El acuerdo —que, de hecho, está en el radar de fiscalización del SII— sería ideal si no hubiera personas detrás. Porque, más que empresas, más que marcas, más que rostros, lo que se enfrentó en el bullado caso que afectó a Canal 13 —el programa “Contacto”, el yogur Activia y la figura de su publicidad— es que había personas detrás. Es solo a ellas a las que se les puede exigir algo tan impropio en el mundo de los negocios: lealtad.
En la industria televisiva es admisible que una animadora naciente sea capacitada y potenciada en desmedro de otras sin abolengo familiar. En este negocio es entendible que una marca como “Contacto” no mantenga la calidad que lo llevó al liderazgo y se entrampe en dramatizaciones absurdas o en investigaciones que dejan cabos sueltos, terminando así por mutar la credibilidad en desprolijidad. También es hasta esperable que la entrada de un nuevo actor en el mercado (Luksic a Canal 13) diezme la plana ejecutiva de un competidor o levante rostros a otro canal, incluso violando contratos en la operación. Todo eso se da en nuestra televisión.
A Diana Bolocco, reconocido rostro de la marca de yogur cuestionada, nadie le comentó que venía una investigación hecha al interior del mismo canal.

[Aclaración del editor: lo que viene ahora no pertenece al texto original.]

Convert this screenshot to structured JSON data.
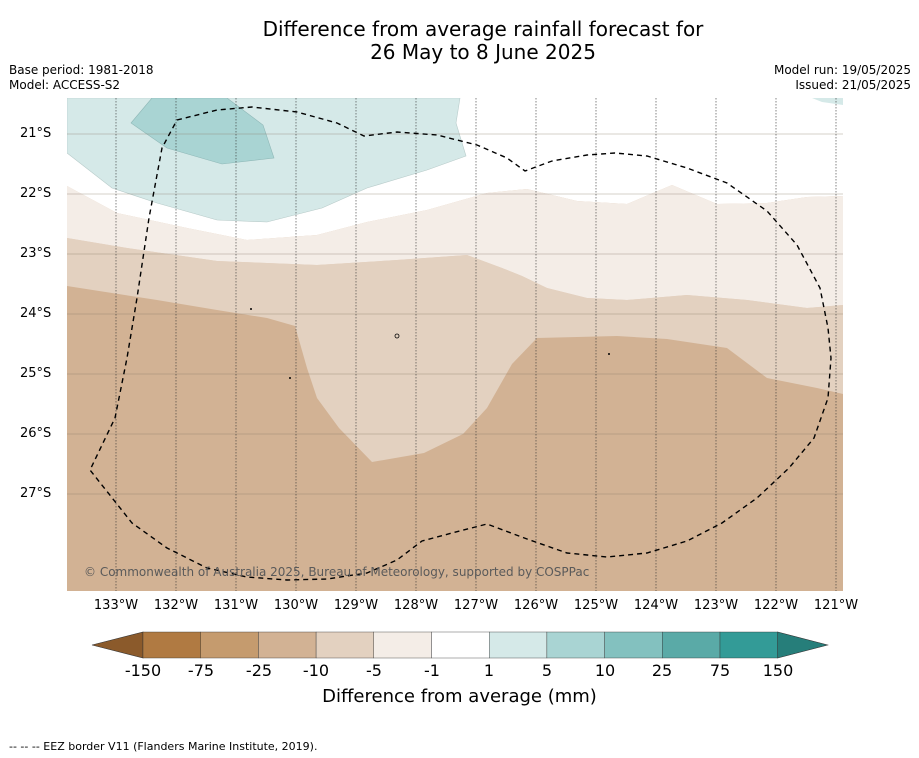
{
  "title_line1": "Difference from average rainfall forecast for",
  "title_line2": "26 May to 8 June 2025",
  "base_period": "Base period: 1981-2018",
  "model": "Model: ACCESS-S2",
  "model_run": "Model run: 19/05/2025",
  "issued": "Issued: 21/05/2025",
  "lat_labels": [
    "21°S",
    "22°S",
    "23°S",
    "24°S",
    "25°S",
    "26°S",
    "27°S"
  ],
  "lon_labels": [
    "133°W",
    "132°W",
    "131°W",
    "130°W",
    "129°W",
    "128°W",
    "127°W",
    "126°W",
    "125°W",
    "124°W",
    "123°W",
    "122°W",
    "121°W"
  ],
  "copyright": "© Commonwealth of Australia 2025, Bureau of Meteorology, supported by COSPPac",
  "colorbar": {
    "ticks": [
      "-150",
      "-75",
      "-25",
      "-10",
      "-5",
      "-1",
      "1",
      "5",
      "10",
      "25",
      "75",
      "150"
    ],
    "colors": [
      "#8b5a2b",
      "#b07a42",
      "#c59b6e",
      "#d2b294",
      "#e3d1c0",
      "#f4ede7",
      "#ffffff",
      "#d5e9e8",
      "#a9d4d3",
      "#83c1bf",
      "#5aaaa7",
      "#339b97",
      "#267e7a"
    ],
    "label": "Difference from average (mm)"
  },
  "footer": "--  --  -- EEZ border V11 (Flanders Marine Institute, 2019)."
}
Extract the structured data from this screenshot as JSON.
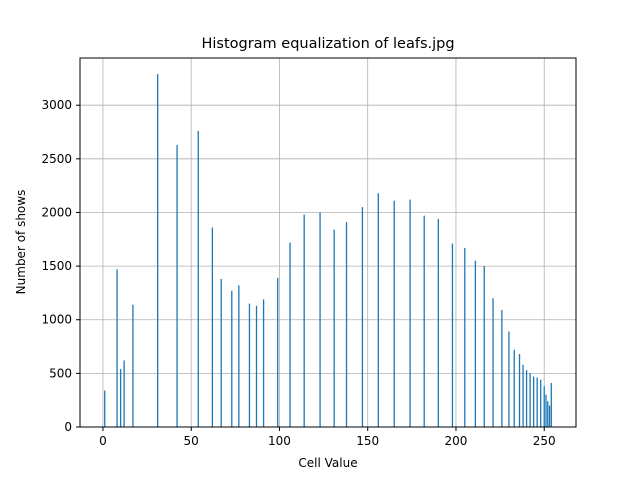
{
  "chart_data": {
    "type": "bar",
    "title": "Histogram equalization of leafs.jpg",
    "xlabel": "Cell Value",
    "ylabel": "Number of shows",
    "xlim": [
      -13,
      268
    ],
    "ylim": [
      0,
      3440
    ],
    "xticks": [
      0,
      50,
      100,
      150,
      200,
      250
    ],
    "yticks": [
      0,
      500,
      1000,
      1500,
      2000,
      2500,
      3000
    ],
    "grid": true,
    "bar_color": "#1f77b4",
    "x": [
      1,
      8,
      10,
      12,
      17,
      31,
      42,
      54,
      62,
      67,
      73,
      77,
      83,
      87,
      91,
      99,
      106,
      114,
      123,
      131,
      138,
      147,
      156,
      165,
      174,
      182,
      190,
      198,
      205,
      211,
      216,
      221,
      226,
      230,
      233,
      236,
      238,
      240,
      242,
      244,
      246,
      248,
      250,
      251,
      252,
      253,
      254
    ],
    "values": [
      340,
      1470,
      540,
      620,
      1140,
      3290,
      2630,
      2760,
      1860,
      1380,
      1270,
      1320,
      1150,
      1130,
      1190,
      1390,
      1720,
      1980,
      2000,
      1840,
      1910,
      2050,
      2180,
      2110,
      2120,
      1970,
      1940,
      1710,
      1670,
      1550,
      1500,
      1200,
      1090,
      890,
      720,
      680,
      580,
      530,
      500,
      470,
      460,
      440,
      380,
      300,
      240,
      200,
      410
    ]
  }
}
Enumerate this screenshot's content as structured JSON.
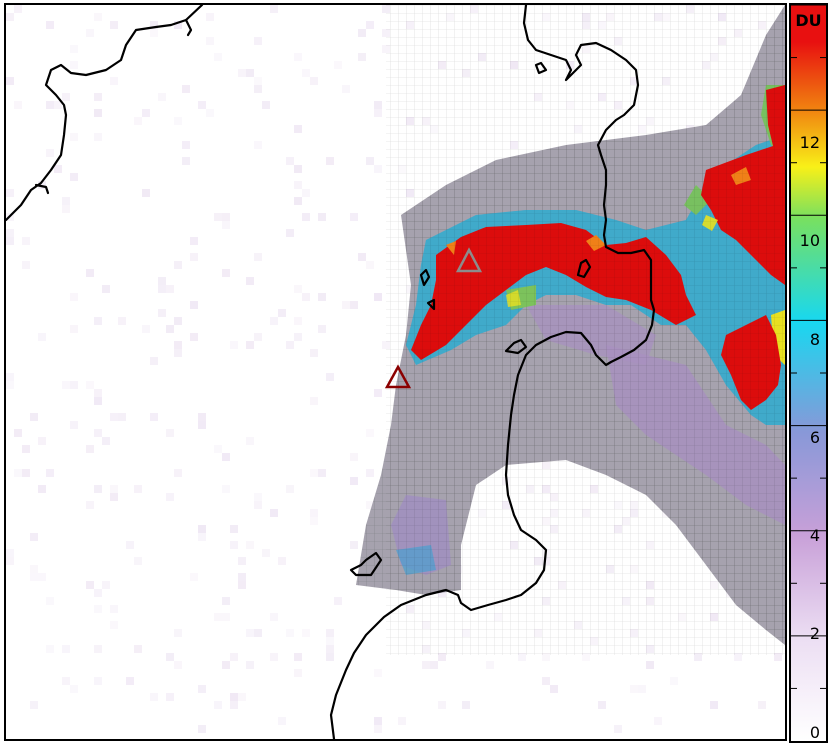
{
  "colorbar": {
    "unit_label": "DU",
    "ticks": [
      "0",
      "2",
      "4",
      "6",
      "8",
      "10",
      "12"
    ],
    "min": 0,
    "max": 14,
    "colors": [
      "#ffffff",
      "#c8a0d8",
      "#8898d8",
      "#18d8f0",
      "#78e060",
      "#f8f018",
      "#f08010",
      "#e81010"
    ]
  },
  "map": {
    "plume_colors": {
      "background": "#ffffff",
      "low": "#a0a0a8",
      "lavender": "#a888b8",
      "blue": "#6898c8",
      "cyan": "#20b0c8",
      "green": "#78c060",
      "yellow": "#e8e020",
      "orange": "#f08018",
      "red": "#dc0c0c"
    },
    "markers": [
      {
        "name": "volcano-marker-gray",
        "color": "#909090"
      },
      {
        "name": "volcano-marker-darkred",
        "color": "#8b0000"
      }
    ]
  }
}
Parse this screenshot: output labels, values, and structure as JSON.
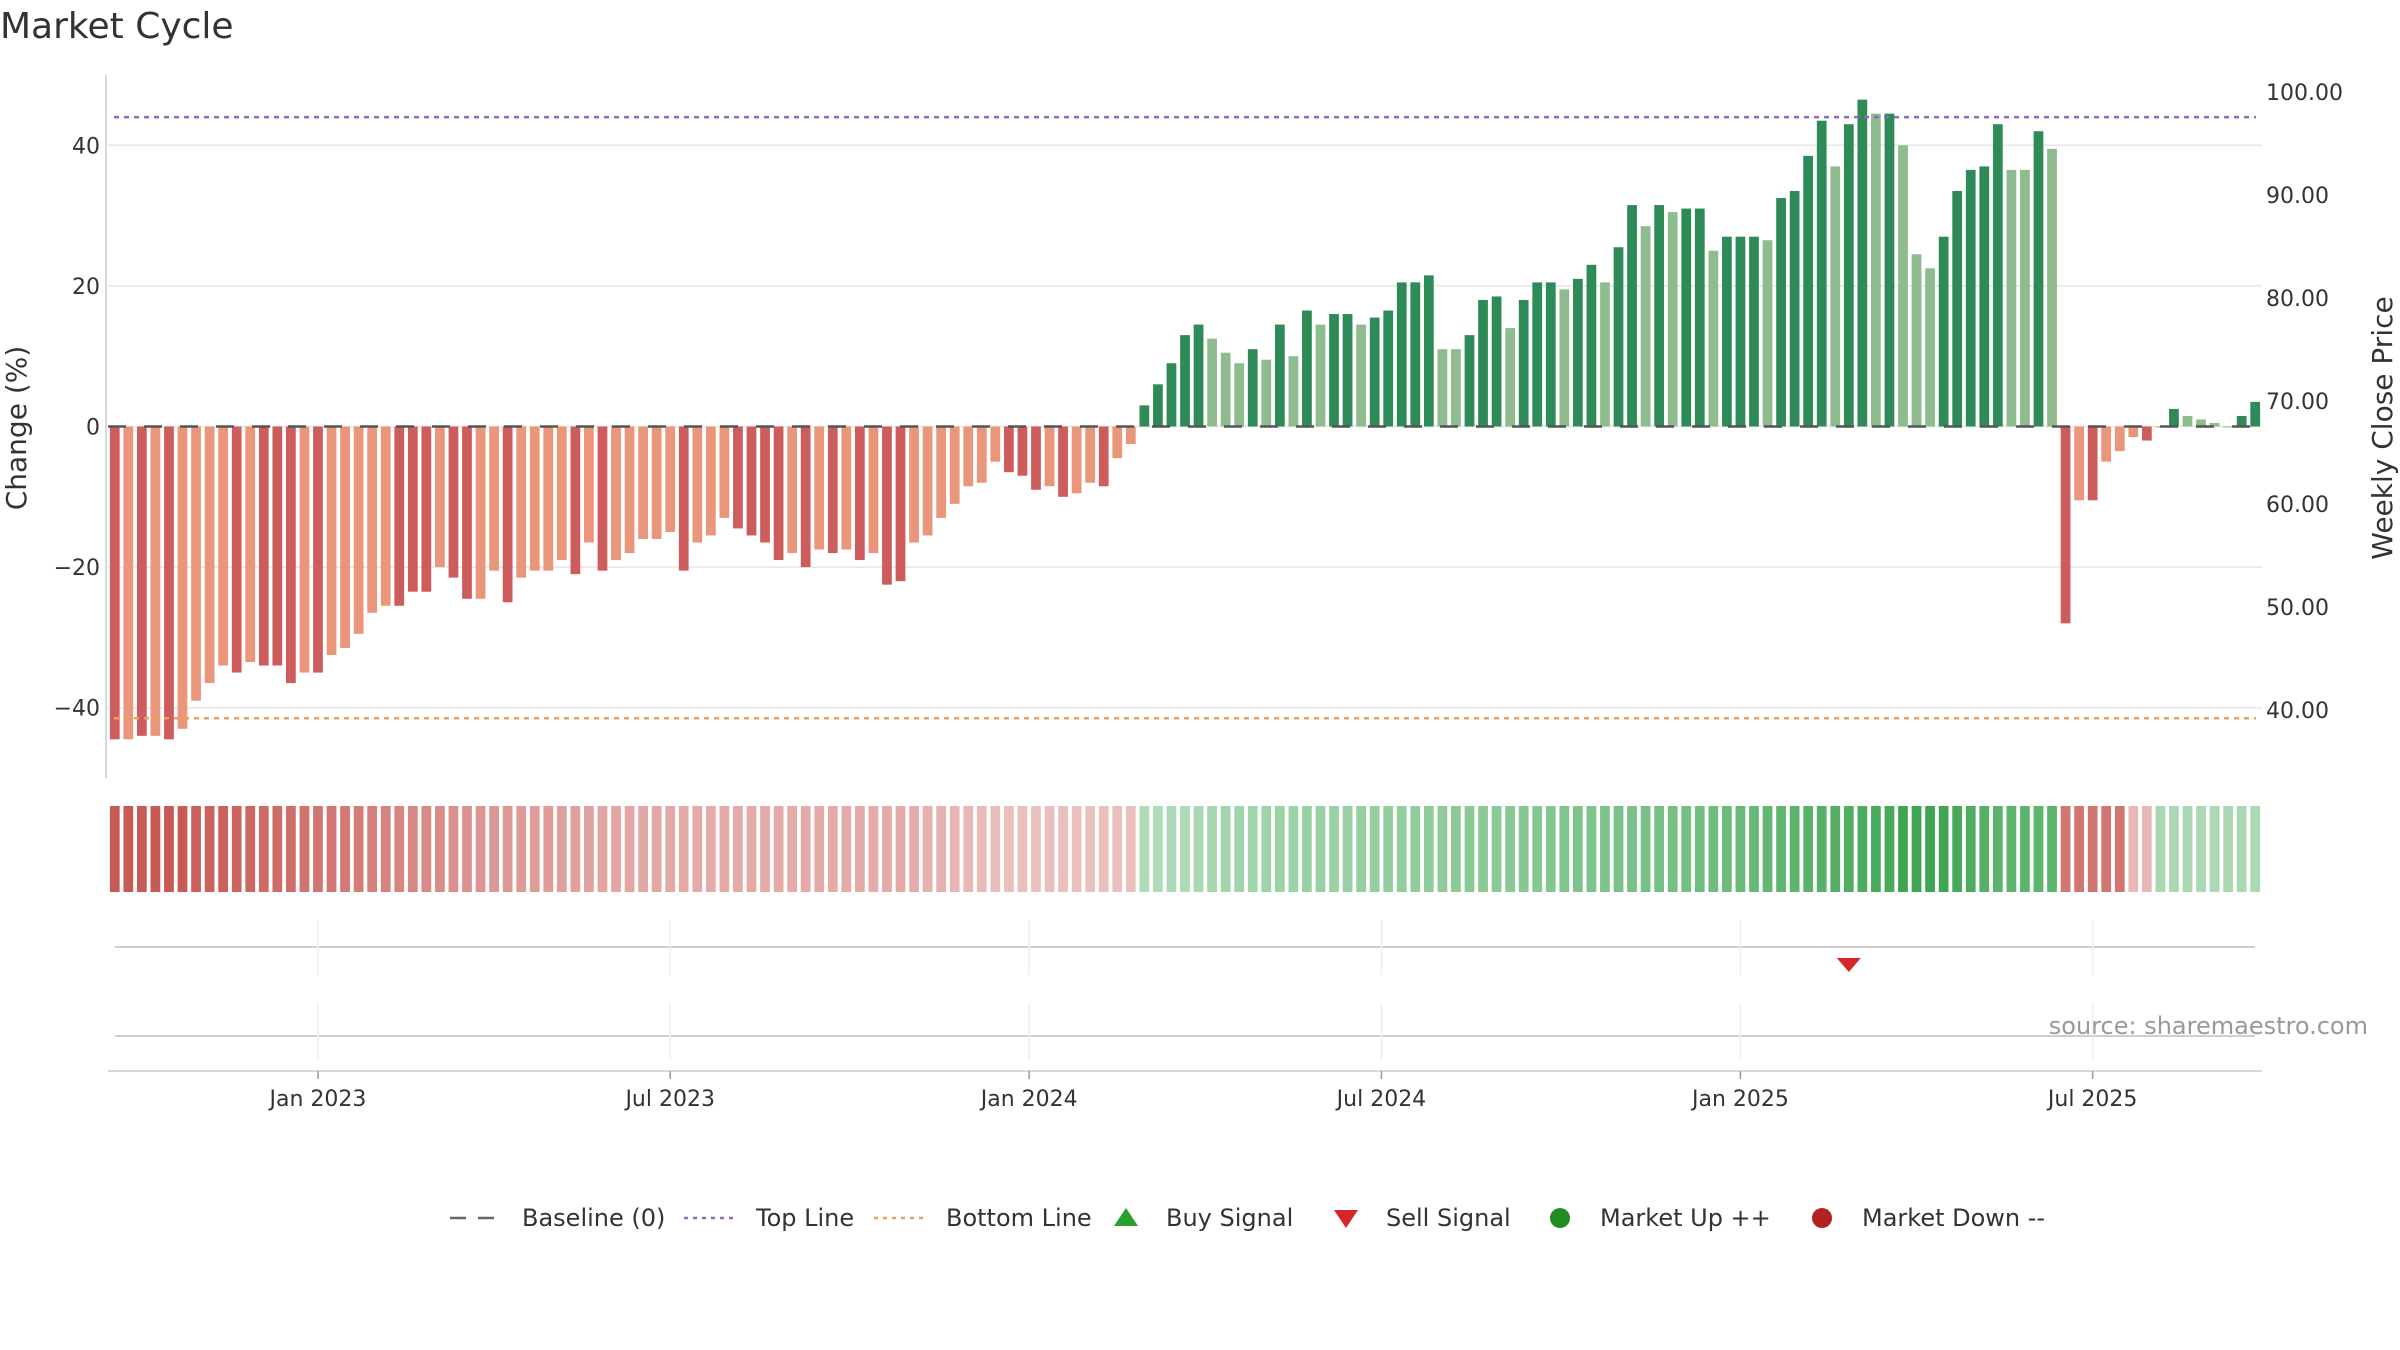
{
  "chart_data": {
    "type": "bar",
    "title": "Market Cycle",
    "ylabel": "Change (%)",
    "ylabel_right": "Weekly Close Price",
    "ylim": [
      -50,
      50
    ],
    "y_ticks": [
      -40,
      -20,
      0,
      20,
      40
    ],
    "y_tick_labels": [
      "−40",
      "−20",
      "0",
      "20",
      "40"
    ],
    "right_ticks": [
      "40.00",
      "50.00",
      "60.00",
      "70.00",
      "80.00",
      "90.00",
      "100.00"
    ],
    "x_tick_labels": [
      "Jan 2023",
      "Jul 2023",
      "Jan 2024",
      "Jul 2024",
      "Jan 2025",
      "Jul 2025"
    ],
    "x_tick_indices": [
      15,
      41,
      67.5,
      93.5,
      120,
      146
    ],
    "top_line": 44,
    "bottom_line": -41.5,
    "baseline": 0,
    "grid": true,
    "legend_position": "bottom",
    "source": "source: sharemaestro.com",
    "values": [
      -44.5,
      -44.5,
      -44,
      -44,
      -44.5,
      -43,
      -39,
      -36.5,
      -34,
      -35,
      -33.5,
      -34,
      -34,
      -36.5,
      -35,
      -35,
      -32.5,
      -31.5,
      -29.5,
      -26.5,
      -25.5,
      -25.5,
      -23.5,
      -23.5,
      -20,
      -21.5,
      -24.5,
      -24.5,
      -20.5,
      -25,
      -21.5,
      -20.5,
      -20.5,
      -19,
      -21,
      -16.5,
      -20.5,
      -19,
      -18,
      -16,
      -16,
      -15,
      -20.5,
      -16.5,
      -15.5,
      -13,
      -14.5,
      -15.5,
      -16.5,
      -19,
      -18,
      -20,
      -17.5,
      -18,
      -17.5,
      -19,
      -18,
      -22.5,
      -22,
      -16.5,
      -15.5,
      -13,
      -11,
      -8.5,
      -8,
      -5,
      -6.5,
      -7,
      -9,
      -8.5,
      -10,
      -9.5,
      -8,
      -8.5,
      -4.5,
      -2.5,
      3,
      6,
      9,
      13,
      14.5,
      12.5,
      10.5,
      9,
      11,
      9.5,
      14.5,
      10,
      16.5,
      14.5,
      16,
      16,
      14.5,
      15.5,
      16.5,
      20.5,
      20.5,
      21.5,
      11,
      11,
      13,
      18,
      18.5,
      14,
      18,
      20.5,
      20.5,
      19.5,
      21,
      23,
      20.5,
      25.5,
      31.5,
      28.5,
      31.5,
      30.5,
      31,
      31,
      25,
      27,
      27,
      27,
      26.5,
      32.5,
      33.5,
      38.5,
      43.5,
      37,
      43,
      46.5,
      44.5,
      44.5,
      40,
      24.5,
      22.5,
      27,
      33.5,
      36.5,
      37,
      43,
      36.5,
      36.5,
      42,
      39.5,
      -28,
      -10.5,
      -10.5,
      -5,
      -3.5,
      -1.5,
      -2,
      0,
      2.5,
      1.5,
      1,
      0.5,
      0,
      1.5,
      3.5
    ],
    "bar_colors": [
      "#cd5c5c",
      "#e9967a",
      "#cd5c5c",
      "#e9967a",
      "#cd5c5c",
      "#e9967a",
      "#e9967a",
      "#e9967a",
      "#e9967a",
      "#cd5c5c",
      "#e9967a",
      "#cd5c5c",
      "#cd5c5c",
      "#cd5c5c",
      "#e9967a",
      "#cd5c5c",
      "#e9967a",
      "#e9967a",
      "#e9967a",
      "#e9967a",
      "#e9967a",
      "#cd5c5c",
      "#cd5c5c",
      "#cd5c5c",
      "#e9967a",
      "#cd5c5c",
      "#cd5c5c",
      "#e9967a",
      "#e9967a",
      "#cd5c5c",
      "#e9967a",
      "#e9967a",
      "#e9967a",
      "#e9967a",
      "#cd5c5c",
      "#e9967a",
      "#cd5c5c",
      "#e9967a",
      "#e9967a",
      "#e9967a",
      "#e9967a",
      "#e9967a",
      "#cd5c5c",
      "#e9967a",
      "#e9967a",
      "#e9967a",
      "#cd5c5c",
      "#cd5c5c",
      "#cd5c5c",
      "#cd5c5c",
      "#e9967a",
      "#cd5c5c",
      "#e9967a",
      "#cd5c5c",
      "#e9967a",
      "#cd5c5c",
      "#e9967a",
      "#cd5c5c",
      "#cd5c5c",
      "#e9967a",
      "#e9967a",
      "#e9967a",
      "#e9967a",
      "#e9967a",
      "#e9967a",
      "#e9967a",
      "#cd5c5c",
      "#cd5c5c",
      "#cd5c5c",
      "#e9967a",
      "#cd5c5c",
      "#e9967a",
      "#e9967a",
      "#cd5c5c",
      "#e9967a",
      "#e9967a",
      "#2e8b57",
      "#2e8b57",
      "#2e8b57",
      "#2e8b57",
      "#2e8b57",
      "#8fbc8f",
      "#8fbc8f",
      "#8fbc8f",
      "#2e8b57",
      "#8fbc8f",
      "#2e8b57",
      "#8fbc8f",
      "#2e8b57",
      "#8fbc8f",
      "#2e8b57",
      "#2e8b57",
      "#8fbc8f",
      "#2e8b57",
      "#2e8b57",
      "#2e8b57",
      "#2e8b57",
      "#2e8b57",
      "#8fbc8f",
      "#8fbc8f",
      "#2e8b57",
      "#2e8b57",
      "#2e8b57",
      "#8fbc8f",
      "#2e8b57",
      "#2e8b57",
      "#2e8b57",
      "#8fbc8f",
      "#2e8b57",
      "#2e8b57",
      "#8fbc8f",
      "#2e8b57",
      "#2e8b57",
      "#8fbc8f",
      "#2e8b57",
      "#8fbc8f",
      "#2e8b57",
      "#2e8b57",
      "#8fbc8f",
      "#2e8b57",
      "#2e8b57",
      "#2e8b57",
      "#8fbc8f",
      "#2e8b57",
      "#2e8b57",
      "#2e8b57",
      "#2e8b57",
      "#8fbc8f",
      "#2e8b57",
      "#2e8b57",
      "#8fbc8f",
      "#2e8b57",
      "#8fbc8f",
      "#8fbc8f",
      "#8fbc8f",
      "#2e8b57",
      "#2e8b57",
      "#2e8b57",
      "#2e8b57",
      "#2e8b57",
      "#8fbc8f",
      "#8fbc8f",
      "#2e8b57",
      "#8fbc8f",
      "#cd5c5c",
      "#e9967a",
      "#cd5c5c",
      "#e9967a",
      "#e9967a",
      "#e9967a",
      "#cd5c5c",
      "#e9967a",
      "#2e8b57",
      "#8fbc8f",
      "#8fbc8f",
      "#8fbc8f",
      "#8fbc8f",
      "#2e8b57",
      "#2e8b57"
    ],
    "strength": [
      1,
      1,
      1,
      1,
      1,
      1,
      0.95,
      0.95,
      0.95,
      0.92,
      0.9,
      0.88,
      0.86,
      0.84,
      0.82,
      0.8,
      0.78,
      0.76,
      0.74,
      0.72,
      0.7,
      0.68,
      0.66,
      0.64,
      0.62,
      0.6,
      0.58,
      0.56,
      0.55,
      0.54,
      0.52,
      0.5,
      0.5,
      0.48,
      0.47,
      0.46,
      0.45,
      0.44,
      0.43,
      0.42,
      0.42,
      0.41,
      0.4,
      0.4,
      0.4,
      0.4,
      0.4,
      0.4,
      0.4,
      0.4,
      0.4,
      0.4,
      0.4,
      0.4,
      0.4,
      0.4,
      0.4,
      0.4,
      0.4,
      0.38,
      0.36,
      0.34,
      0.32,
      0.3,
      0.28,
      0.26,
      0.25,
      0.24,
      0.24,
      0.24,
      0.24,
      0.24,
      0.24,
      0.24,
      0.24,
      0.24,
      0.25,
      0.26,
      0.27,
      0.28,
      0.3,
      0.32,
      0.34,
      0.35,
      0.36,
      0.37,
      0.38,
      0.39,
      0.4,
      0.4,
      0.4,
      0.41,
      0.42,
      0.43,
      0.44,
      0.45,
      0.46,
      0.47,
      0.48,
      0.49,
      0.5,
      0.5,
      0.51,
      0.52,
      0.53,
      0.54,
      0.55,
      0.56,
      0.57,
      0.58,
      0.59,
      0.6,
      0.61,
      0.62,
      0.63,
      0.64,
      0.65,
      0.66,
      0.68,
      0.7,
      0.72,
      0.74,
      0.76,
      0.78,
      0.8,
      0.82,
      0.84,
      0.86,
      0.88,
      0.9,
      0.92,
      0.95,
      1,
      1,
      1,
      1,
      0.95,
      0.9,
      0.85,
      0.82,
      0.8,
      0.8,
      0.8,
      0.8,
      0.8,
      0.8,
      0.8,
      0.8,
      0.8,
      0.3,
      0.3,
      0.3,
      0.3,
      0.3,
      0.3,
      0.3,
      0.3,
      0.3,
      0.3,
      0.3,
      0.3,
      0.3,
      0.3,
      0.3
    ],
    "sell_signals": [
      128
    ],
    "buy_signals": [],
    "legend": [
      {
        "label": "Baseline (0)",
        "kind": "dash",
        "color": "#666666"
      },
      {
        "label": "Top Line",
        "kind": "dot",
        "color": "#9467bd"
      },
      {
        "label": "Bottom Line",
        "kind": "dot",
        "color": "#e8a15a"
      },
      {
        "label": "Buy Signal",
        "kind": "tri-up",
        "color": "#2ca02c"
      },
      {
        "label": "Sell Signal",
        "kind": "tri-down",
        "color": "#d62728"
      },
      {
        "label": "Market Up ++",
        "kind": "circle",
        "color": "#228b22"
      },
      {
        "label": "Market Down --",
        "kind": "circle",
        "color": "#b22222"
      }
    ]
  }
}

Esa deferencia no está en el contrato que firmaron la empresa-Bolocco y la empresa-canal. Ella tampoco dijo que grabaría un spot para contestar a la denuncia que tildaba de engañosa a la publicidad donde ella es la cara principal. Su empresa evaluó que se dañó su credibilidad, y la respuesta fue poner a competir sus activos con los del equipo de Sutherland.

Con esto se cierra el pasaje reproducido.